Sorry folks. I had a touch of food poisoning which laid me out for 2 days, and that kicked off a super migraine which kept me horizontal with a jackhammer in my head for another day.

birthdays •
1818 - Ivan Turgenev, Russian writer born
1903 - Evelyn Waugh, English writer born
1938 - Anne Perry, English-born novelist born

events •
LA –
Louisiana Book Festival – Baton Rouge
LA - New Orleans Bookfair – New Orleans
NJ - Princeton Antiquarian Book Fair – Lawrenceville
TX - 2006 Texas Book Festival – Austin

great blue hope • U.S. Sen. Barack Obama, promoting his latest book at the Texas Book Festival, got a rock star’s reception Saturday at a venue that’s usually much less welcoming of Democrats: the Texas Capitol. Personally, I like him for one reason – he’s articulate, that puts him way ahead of most politicians, celebrities, journos and bloggers.

naughty naughty • South African Nobel laureate Nadine Gordimer was assaulted at home in Johannesburg by three men who locked her in a store room and robbed her of cash and jewellery – she was unharmed.

audio •
from NPR John McChesney discusses how Ginsberg’s ‘Howl’ still resonates after 50 years.

from NPR Susan Stamberg Gathering Poems from Carl Sandburg’s ‘Great Period’

obit of note • Theodore Taylor at 85, author of the Cay.

talking head • from the Miami Herald a piece about young adult fantasist Tamora Pierce.

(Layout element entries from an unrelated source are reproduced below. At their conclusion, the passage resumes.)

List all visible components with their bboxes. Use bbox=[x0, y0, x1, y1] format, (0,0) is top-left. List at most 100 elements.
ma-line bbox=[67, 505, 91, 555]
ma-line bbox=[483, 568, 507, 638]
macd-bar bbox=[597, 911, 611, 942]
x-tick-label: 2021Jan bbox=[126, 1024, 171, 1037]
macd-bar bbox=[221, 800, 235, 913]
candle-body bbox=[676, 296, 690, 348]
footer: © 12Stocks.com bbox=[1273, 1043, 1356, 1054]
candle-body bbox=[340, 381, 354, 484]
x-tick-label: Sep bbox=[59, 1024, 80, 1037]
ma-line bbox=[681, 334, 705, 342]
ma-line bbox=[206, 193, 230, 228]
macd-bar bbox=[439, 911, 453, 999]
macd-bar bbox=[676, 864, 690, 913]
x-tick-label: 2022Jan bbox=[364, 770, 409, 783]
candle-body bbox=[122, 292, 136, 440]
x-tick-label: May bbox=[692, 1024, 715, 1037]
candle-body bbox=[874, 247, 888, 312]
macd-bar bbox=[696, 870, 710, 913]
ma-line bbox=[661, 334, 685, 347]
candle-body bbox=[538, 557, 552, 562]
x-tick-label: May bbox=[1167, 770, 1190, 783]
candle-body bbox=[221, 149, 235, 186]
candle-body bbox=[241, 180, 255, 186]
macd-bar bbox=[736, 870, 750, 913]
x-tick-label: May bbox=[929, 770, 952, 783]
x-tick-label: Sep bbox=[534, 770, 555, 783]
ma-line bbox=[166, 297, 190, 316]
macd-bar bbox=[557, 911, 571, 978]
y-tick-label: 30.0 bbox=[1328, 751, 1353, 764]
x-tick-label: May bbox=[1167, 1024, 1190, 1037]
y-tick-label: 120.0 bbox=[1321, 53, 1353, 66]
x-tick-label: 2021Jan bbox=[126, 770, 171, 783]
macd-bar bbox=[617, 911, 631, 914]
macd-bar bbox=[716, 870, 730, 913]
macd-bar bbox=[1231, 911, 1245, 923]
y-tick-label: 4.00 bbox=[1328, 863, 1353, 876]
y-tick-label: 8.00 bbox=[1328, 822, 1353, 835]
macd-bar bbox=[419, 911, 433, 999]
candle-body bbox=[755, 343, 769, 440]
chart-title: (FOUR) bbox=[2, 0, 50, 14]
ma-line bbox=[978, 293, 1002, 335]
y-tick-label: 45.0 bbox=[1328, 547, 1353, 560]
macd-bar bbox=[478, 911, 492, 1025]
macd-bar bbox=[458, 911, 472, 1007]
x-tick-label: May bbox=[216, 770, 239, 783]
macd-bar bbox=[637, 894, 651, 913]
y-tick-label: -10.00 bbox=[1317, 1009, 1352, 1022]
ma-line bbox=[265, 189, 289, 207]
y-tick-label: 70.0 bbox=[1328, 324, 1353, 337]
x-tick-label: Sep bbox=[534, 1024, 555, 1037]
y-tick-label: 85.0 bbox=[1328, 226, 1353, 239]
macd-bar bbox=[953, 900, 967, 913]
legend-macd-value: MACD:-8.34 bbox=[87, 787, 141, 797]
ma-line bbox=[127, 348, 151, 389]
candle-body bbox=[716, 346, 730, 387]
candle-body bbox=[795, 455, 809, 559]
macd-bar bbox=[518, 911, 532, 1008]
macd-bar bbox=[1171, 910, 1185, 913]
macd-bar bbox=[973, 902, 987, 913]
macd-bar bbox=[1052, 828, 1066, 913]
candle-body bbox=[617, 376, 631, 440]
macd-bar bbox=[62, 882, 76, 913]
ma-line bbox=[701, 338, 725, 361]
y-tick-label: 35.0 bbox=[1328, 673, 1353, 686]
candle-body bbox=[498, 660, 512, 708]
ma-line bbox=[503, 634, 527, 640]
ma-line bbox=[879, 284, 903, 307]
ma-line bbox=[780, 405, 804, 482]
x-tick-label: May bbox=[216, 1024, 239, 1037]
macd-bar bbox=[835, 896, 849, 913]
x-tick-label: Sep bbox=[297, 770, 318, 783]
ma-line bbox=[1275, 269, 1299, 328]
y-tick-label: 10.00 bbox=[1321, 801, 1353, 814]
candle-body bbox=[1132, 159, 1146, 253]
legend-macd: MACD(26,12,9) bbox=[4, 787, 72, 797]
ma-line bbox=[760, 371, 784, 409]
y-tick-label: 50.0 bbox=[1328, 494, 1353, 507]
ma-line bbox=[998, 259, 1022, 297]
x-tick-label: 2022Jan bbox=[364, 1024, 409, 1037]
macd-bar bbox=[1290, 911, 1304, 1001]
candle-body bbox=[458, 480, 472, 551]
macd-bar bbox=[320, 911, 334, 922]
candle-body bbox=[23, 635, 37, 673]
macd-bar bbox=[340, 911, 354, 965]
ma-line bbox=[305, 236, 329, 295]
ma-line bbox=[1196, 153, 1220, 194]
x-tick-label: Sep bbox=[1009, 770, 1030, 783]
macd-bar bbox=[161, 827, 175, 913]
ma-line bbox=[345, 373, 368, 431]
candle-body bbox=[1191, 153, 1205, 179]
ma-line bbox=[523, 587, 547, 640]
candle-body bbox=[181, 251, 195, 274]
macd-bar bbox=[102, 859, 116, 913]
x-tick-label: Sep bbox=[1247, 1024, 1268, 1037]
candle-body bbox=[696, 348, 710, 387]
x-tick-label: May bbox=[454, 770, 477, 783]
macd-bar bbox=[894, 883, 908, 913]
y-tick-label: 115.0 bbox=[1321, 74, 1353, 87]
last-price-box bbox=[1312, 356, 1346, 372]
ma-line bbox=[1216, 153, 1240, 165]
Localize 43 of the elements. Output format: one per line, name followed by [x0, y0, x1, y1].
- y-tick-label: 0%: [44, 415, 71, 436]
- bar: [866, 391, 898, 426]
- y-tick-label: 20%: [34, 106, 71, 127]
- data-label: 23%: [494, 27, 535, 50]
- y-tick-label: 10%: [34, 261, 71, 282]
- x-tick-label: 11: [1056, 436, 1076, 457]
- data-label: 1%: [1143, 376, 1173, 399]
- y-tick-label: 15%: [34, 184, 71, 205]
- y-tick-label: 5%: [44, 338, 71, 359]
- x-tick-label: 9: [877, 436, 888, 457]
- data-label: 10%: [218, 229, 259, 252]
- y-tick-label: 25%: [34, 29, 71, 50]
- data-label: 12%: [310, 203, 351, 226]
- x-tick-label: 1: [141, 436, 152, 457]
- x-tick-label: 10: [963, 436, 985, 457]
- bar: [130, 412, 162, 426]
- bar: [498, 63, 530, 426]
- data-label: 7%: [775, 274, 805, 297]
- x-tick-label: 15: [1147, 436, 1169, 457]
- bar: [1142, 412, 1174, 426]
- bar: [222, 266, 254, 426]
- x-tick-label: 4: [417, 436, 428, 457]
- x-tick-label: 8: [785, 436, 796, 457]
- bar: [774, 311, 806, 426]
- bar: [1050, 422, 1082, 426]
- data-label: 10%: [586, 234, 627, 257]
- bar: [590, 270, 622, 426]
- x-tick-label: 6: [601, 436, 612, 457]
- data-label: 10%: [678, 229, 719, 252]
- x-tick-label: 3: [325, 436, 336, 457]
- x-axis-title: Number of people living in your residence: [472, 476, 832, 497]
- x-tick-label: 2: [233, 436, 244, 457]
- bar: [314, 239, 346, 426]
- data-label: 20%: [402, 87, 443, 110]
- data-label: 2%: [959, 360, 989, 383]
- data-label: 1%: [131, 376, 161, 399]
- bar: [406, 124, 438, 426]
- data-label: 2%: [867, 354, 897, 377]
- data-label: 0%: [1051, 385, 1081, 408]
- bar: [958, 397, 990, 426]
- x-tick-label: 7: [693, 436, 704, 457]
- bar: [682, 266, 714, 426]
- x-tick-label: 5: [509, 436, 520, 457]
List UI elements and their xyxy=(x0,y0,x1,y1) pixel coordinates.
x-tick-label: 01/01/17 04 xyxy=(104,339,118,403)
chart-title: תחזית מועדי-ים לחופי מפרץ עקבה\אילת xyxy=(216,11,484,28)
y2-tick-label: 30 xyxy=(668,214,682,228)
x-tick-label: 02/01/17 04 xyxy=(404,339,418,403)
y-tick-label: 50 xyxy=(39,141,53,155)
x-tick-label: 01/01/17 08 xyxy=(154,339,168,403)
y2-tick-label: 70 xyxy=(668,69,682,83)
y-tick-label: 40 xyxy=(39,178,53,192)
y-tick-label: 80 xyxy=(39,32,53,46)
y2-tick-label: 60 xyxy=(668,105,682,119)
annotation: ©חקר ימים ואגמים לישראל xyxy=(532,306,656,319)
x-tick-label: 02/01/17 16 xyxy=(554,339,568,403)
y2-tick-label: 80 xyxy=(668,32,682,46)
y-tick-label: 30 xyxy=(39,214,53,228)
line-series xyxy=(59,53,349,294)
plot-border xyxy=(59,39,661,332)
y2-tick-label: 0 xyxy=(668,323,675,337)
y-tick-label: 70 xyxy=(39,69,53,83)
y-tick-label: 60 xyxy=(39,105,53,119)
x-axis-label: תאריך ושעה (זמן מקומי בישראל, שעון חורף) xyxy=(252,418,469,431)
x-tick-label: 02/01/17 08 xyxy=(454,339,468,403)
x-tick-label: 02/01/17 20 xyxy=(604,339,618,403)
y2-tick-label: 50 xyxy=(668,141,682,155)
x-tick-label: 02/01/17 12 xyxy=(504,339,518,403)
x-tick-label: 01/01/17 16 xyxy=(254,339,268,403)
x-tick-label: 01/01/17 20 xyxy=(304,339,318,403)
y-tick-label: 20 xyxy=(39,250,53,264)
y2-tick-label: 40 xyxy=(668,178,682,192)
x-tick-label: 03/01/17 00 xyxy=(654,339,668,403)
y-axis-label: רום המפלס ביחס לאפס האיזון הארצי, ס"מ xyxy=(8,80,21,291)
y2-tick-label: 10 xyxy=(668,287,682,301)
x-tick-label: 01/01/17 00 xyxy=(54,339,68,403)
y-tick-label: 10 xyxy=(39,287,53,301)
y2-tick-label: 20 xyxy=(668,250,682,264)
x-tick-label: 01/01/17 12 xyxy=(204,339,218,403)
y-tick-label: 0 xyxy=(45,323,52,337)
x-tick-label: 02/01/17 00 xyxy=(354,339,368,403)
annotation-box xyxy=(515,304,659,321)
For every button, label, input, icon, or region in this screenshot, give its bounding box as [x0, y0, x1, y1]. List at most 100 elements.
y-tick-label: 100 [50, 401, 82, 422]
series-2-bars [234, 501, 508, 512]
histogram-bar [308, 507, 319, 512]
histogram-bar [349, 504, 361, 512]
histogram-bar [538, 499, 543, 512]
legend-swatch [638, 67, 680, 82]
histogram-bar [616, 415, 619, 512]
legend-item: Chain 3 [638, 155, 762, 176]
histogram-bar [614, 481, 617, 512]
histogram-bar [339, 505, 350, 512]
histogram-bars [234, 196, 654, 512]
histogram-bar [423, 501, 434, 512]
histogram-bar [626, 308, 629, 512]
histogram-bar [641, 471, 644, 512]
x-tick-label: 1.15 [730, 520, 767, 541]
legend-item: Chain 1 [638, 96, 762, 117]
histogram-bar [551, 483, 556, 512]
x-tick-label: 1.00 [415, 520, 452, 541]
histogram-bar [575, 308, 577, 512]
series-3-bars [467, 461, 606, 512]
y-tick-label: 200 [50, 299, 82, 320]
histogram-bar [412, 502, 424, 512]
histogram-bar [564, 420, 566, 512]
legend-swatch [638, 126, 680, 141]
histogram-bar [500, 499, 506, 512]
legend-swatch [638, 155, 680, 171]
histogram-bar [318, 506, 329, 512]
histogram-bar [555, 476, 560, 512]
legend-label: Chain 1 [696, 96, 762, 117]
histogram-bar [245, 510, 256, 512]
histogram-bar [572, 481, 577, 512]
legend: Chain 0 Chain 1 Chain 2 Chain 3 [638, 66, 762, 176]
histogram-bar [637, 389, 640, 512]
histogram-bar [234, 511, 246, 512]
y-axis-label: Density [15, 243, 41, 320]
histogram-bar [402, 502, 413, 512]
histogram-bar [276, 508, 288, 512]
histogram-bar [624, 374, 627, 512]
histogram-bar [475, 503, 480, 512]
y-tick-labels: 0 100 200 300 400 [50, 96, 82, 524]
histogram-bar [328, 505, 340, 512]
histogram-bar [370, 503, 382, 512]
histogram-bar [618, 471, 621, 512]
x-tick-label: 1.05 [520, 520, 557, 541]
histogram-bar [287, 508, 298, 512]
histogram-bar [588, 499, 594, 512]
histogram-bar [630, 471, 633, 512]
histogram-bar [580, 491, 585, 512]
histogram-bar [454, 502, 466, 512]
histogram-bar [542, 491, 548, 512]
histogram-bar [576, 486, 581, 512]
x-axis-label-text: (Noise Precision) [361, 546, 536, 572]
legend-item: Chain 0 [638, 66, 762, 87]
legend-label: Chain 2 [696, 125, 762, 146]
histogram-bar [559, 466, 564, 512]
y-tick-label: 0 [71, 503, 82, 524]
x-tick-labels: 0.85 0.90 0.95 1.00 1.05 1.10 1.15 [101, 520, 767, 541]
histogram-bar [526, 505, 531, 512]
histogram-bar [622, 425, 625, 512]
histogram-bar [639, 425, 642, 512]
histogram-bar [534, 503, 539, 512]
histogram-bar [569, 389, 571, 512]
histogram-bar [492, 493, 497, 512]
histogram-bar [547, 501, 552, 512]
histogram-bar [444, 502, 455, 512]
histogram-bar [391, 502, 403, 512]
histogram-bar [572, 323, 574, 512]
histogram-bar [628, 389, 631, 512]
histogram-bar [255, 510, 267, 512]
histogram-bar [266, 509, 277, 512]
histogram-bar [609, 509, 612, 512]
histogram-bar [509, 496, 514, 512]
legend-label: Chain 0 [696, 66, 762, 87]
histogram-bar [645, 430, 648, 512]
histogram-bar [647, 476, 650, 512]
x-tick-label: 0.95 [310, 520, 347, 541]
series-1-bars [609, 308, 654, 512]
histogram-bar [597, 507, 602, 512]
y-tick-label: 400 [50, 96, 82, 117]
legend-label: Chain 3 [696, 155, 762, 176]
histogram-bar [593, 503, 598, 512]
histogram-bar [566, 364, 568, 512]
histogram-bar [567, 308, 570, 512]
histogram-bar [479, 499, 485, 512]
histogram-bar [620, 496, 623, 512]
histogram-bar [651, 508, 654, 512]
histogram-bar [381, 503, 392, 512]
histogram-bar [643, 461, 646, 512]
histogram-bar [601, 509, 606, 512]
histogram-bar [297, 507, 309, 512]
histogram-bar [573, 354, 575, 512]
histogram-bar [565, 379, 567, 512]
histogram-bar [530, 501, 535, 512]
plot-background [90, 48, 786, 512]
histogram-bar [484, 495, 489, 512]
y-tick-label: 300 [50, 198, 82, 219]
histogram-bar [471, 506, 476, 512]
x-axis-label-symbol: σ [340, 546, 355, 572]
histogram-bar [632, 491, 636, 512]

cookies • Welsh novelist Rachel Trezise is first winner of £60,000 Dylan Thomas award the UK’s highest-paying and restricted to work by writers under 30

Take Your Teddy Bear to Work Day

birthday boy – 1925 - Elmore Leonard, American novelist - Leonard’s 10 Rules of Writing.

worth reading •

cookies • Al Gore’s book Inconvenient Truth has been honored at the second Quill Book Awards. The Event will be broadcast on November 28th on NBC. ’bout flipping time.

dystopia watch • A small group of Australian students gathered outside the Baillieu library to protest against the federal government’s sedition laws and the banning of two books.

well worth reading • from Boston Globe’s Alex Beam instucts on the delicate art of not reading a book.

cool tools • Google’s merged their Spreadsheets product with Writely into the beginnings of an online office suite called Google Docs. i am such a Web 2.0 slut.

audio • from NPR – Jenny Allen, a journalist, and her husband, cartoonist and playwright Jules Feiffer, have collaborated on their first literary effort, an illustrated book for adults: The Long Chalkboard

something new • also from NPR John Grisham’s first work of nonfiction – The Innocent Man

banktoaster • Flylady.net has a fascinating piece on how to declutter your house in 15 minutes a day. 15 mniutes, just think – i am not sure she means a booksellers house. that would be like 20 – 25.

6 of one Marginal revolution blog has a marvelous thread about 6 word micro-short shorts : Hemingway’s was “For sale, baby shoes. Never used.”

optional • from NPR San Francisco Chronicle’s Jon Carroll adds his 2 cents to the This I Believe series, with a piece on failure.